St Mary the Virgin Church is a Church of England parish church in the village of Wendens Ambo in Essex, England. It is listed Grade I for its architectural,
historical and topographical value.

It originally served the village of Wenden Magna (Great Wenden), which was merged with Wenden Parva (Little Wenden) to form Wendens Ambo in 1662.

==Architecture==
The building consists of a chancel with organ chamber, an aisled nave, a south porch and a tower surmounted by a Hertfordshire spike. The vestry in the western end of the south aisle, is unusually positioned.

===Tower===
The oldest part of the structure is the 11th-century tower. It is usually described as Norman. However, it could be pre-Conquest on the basis of a series of round window openings, like portholes: these small openings are found in Anglo-Saxon architecture and are sometimes called 'sound holes' although their actual function is unclear. The ones at Wendens Ambo are similar to late Saxon windows in St Bene't's church in Cambridge.

==History==
The first church on the site was probably constructed of wood, perhaps as early as the eighth century, but no trace of it remains. It seems to have been rebuilt in stone about the time Domesday Book was written (1086 A.D.) with later additions in the 13th, 14th, 15th and 19th centuries.

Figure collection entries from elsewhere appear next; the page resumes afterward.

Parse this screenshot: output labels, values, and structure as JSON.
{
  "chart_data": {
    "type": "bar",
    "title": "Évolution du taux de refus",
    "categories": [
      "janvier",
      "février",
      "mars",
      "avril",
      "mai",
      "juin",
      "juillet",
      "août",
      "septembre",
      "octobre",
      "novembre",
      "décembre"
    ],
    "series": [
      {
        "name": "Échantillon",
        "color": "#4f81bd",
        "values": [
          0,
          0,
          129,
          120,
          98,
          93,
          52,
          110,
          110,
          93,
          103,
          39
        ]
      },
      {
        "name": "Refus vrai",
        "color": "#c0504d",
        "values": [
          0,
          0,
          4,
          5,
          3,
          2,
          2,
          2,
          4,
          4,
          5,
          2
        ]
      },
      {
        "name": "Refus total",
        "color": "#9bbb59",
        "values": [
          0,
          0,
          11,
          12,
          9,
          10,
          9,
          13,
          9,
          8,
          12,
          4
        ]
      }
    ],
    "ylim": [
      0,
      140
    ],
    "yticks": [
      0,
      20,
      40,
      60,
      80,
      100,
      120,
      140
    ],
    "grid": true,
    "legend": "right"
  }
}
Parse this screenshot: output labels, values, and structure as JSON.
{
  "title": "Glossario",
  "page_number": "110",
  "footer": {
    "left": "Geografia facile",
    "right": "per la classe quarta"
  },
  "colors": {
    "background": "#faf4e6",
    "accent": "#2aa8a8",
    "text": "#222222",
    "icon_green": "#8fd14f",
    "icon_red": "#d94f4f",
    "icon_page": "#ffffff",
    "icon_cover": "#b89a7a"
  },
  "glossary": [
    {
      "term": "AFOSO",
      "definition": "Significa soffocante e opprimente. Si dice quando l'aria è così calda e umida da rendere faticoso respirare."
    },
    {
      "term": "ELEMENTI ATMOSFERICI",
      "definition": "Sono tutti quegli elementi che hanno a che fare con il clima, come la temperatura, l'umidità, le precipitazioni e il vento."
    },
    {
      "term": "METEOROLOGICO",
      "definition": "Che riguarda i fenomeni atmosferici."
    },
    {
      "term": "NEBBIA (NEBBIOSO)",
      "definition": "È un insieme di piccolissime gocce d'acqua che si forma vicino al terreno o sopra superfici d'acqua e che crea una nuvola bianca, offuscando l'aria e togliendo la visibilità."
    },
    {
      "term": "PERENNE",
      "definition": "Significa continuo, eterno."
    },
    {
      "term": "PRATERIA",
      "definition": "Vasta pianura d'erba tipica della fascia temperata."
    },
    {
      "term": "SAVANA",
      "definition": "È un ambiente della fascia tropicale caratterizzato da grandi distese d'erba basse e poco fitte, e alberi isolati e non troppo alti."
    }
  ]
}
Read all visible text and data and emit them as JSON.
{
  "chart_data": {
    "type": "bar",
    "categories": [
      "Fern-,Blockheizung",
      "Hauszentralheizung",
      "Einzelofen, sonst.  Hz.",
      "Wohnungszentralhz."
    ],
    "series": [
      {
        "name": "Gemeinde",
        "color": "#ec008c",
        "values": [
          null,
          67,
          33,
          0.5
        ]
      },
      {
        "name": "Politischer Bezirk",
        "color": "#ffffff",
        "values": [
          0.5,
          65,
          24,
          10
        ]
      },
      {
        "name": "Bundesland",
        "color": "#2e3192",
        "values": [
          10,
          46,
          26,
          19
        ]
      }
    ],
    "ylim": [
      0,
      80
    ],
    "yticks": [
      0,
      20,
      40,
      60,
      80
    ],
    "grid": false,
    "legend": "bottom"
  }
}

The church register of Great Wenden commenced in 1540. After Volume II, which was the register of Little Wenden until 1662, the two parishes were united as Wendens Ambo.

===Churchyard and hall===
In the 19th century Lord Braybrooke gifted land and a hall neighbouring the church to enable an extension to the ancient churchyard. The hall was extensively modernised in 2007 and under lease to the Village Hall, is managed for use by a variety of active village interest groups and activities.